The D21 was manufactured from 1949 or before, to about 1954. There were several different versions of this model.
This D21 owned by Doug has a confirmed date of 1949, when it was given as a wedding present. The construction is almost identical to the D20, with its cream coloured textured paint, wooden tray and teasmade unit and cube shaped teapot. The square clock is fashionably trimmed with chrome.
I am most grateful to Alex for these pictures of his early D21. Alex’s D21 is serial number 29104. Bizarrely the switch stalk on the left is longer than that on the right, which is consistent with John’s model below.
The teasmade instructions are helpfully printed on its body. The standard alarm clock triggers an electric element in a kettle. As the water in the kettle reaches boiling point the pressure forces the water through a tube in the kettle lid into the teapot. The teapot fills and the empty kettle unit rises, simultaneously switching on a light and an alarm.
Edi, who lives in Switzerland, collects teasmades on his visits to England. His boxed D21, serial number 33944, is pictured here with its outer label and instruction leaflet.
Here is John’s D21, bearing the later serial number 48817. The teapot is similar to the D25, (except that the corners of the polygon lid are not as pronounced). Whilst the clock surround is square with a chrome surround, the face itself is circular. The kettle has the standard dimpled metal finish, spout and handle of a Goblin kettle but no maker’s name. The lid is shallower than the subsequent D25 lid, and the handle is secured to the kettle by rivets top and bottom, unlike the D25 handle, which is riveted to a strip which is then brazed to the kettle corner. The most significant difference is that the kettle is made in two halves, top and bottom, and has a central seam.
Mike’s even later D21, serial no is 54643, is pictured here. The clock face once again has a square design.
This 1949/1950 example of the D21 is in Doug’s collection. The round clock face is the same as that fitted to the Timespot radio. Doug feels sure that surplus stock was used up on Teasmades as he has a later one which reverted to the square face. This example was sold to Doug not working but he soon fixed it and it is excellent condition. It had one owner who died in 1982 and it had been stored since then.

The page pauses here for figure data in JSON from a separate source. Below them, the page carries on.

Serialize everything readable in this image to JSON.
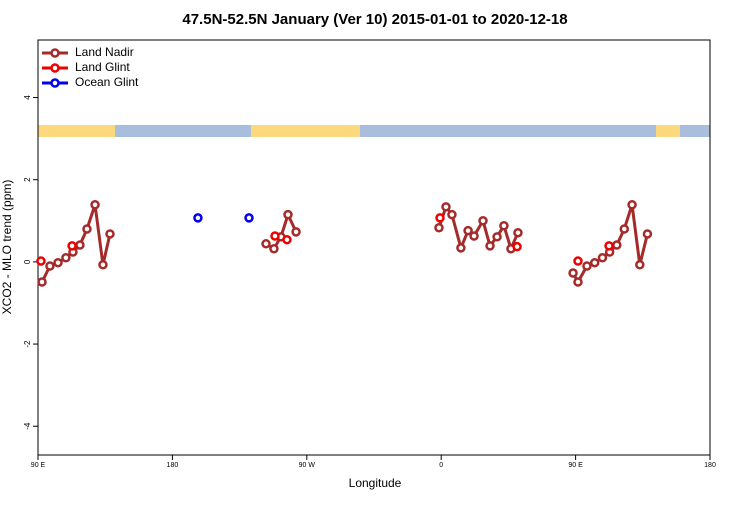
{
  "chart_data": {
    "type": "line",
    "title": "47.5N-52.5N January (Ver 10)   2015-01-01 to 2020-12-18",
    "x_label": "Longitude",
    "y_label": "XCO2 - MLO trend (ppm)",
    "xlim": [
      90,
      540
    ],
    "ylim": [
      -4.7,
      5.4
    ],
    "xticks": [
      {
        "value": 90,
        "label": "90 E"
      },
      180,
      {
        "value": 270,
        "label": "90 W"
      },
      {
        "value": 360,
        "label": "0"
      },
      {
        "value": 450,
        "label": "90 E"
      },
      {
        "value": 540,
        "label": "180"
      }
    ],
    "yticks": [
      -4,
      -2,
      0,
      2,
      4
    ],
    "legend": "top-left",
    "series": [
      {
        "name": "Land Nadir",
        "color": "#a52a2a",
        "connected": true,
        "x": [
          92.7,
          98,
          103.4,
          108.7,
          113.4,
          118.1,
          122.8,
          128.2,
          133.5,
          138.2,
          null,
          242.7,
          248,
          252.7,
          257.4,
          262.8,
          null,
          358.5,
          363.2,
          367.2,
          373.2,
          378,
          382,
          388,
          392.7,
          397.4,
          402,
          406.7,
          411.4,
          null,
          448.3,
          451.6,
          457.6,
          462.8,
          468,
          472.8,
          477.6,
          482.6,
          487.8,
          493,
          498.1
        ],
        "values": [
          -0.49,
          -0.1,
          -0.02,
          0.1,
          0.24,
          0.41,
          0.8,
          1.39,
          -0.07,
          0.68,
          null,
          0.44,
          0.32,
          0.61,
          1.15,
          0.73,
          null,
          0.83,
          1.34,
          1.15,
          0.34,
          0.76,
          0.63,
          1.0,
          0.39,
          0.61,
          0.88,
          0.32,
          0.71,
          null,
          -0.27,
          -0.49,
          -0.1,
          -0.02,
          0.1,
          0.24,
          0.41,
          0.8,
          1.39,
          -0.07,
          0.68
        ]
      },
      {
        "name": "Land Glint",
        "color": "#ee0000",
        "connected": false,
        "x": [
          92,
          112.8,
          248.7,
          256.7,
          359.2,
          410.8,
          451.6,
          472.4
        ],
        "values": [
          0.02,
          0.39,
          0.63,
          0.54,
          1.07,
          0.37,
          0.02,
          0.39
        ]
      },
      {
        "name": "Ocean Glint",
        "color": "#0000ee",
        "connected": false,
        "x": [
          197.1,
          231.3
        ],
        "values": [
          1.07,
          1.07
        ]
      }
    ]
  }
}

This advert from 1949 illustrates what appears to be a D21, still in production with the square teapot design. The price is itemised both with and without a tray, crockery not supplied. With tray – £15.9.0, without tray – £14.7.11. I have an even later advert in an electrical catalogue dated 1954 which lists the Goblin D21X at £12-16-6 (wholesale). The casing is identified as being made of plywood.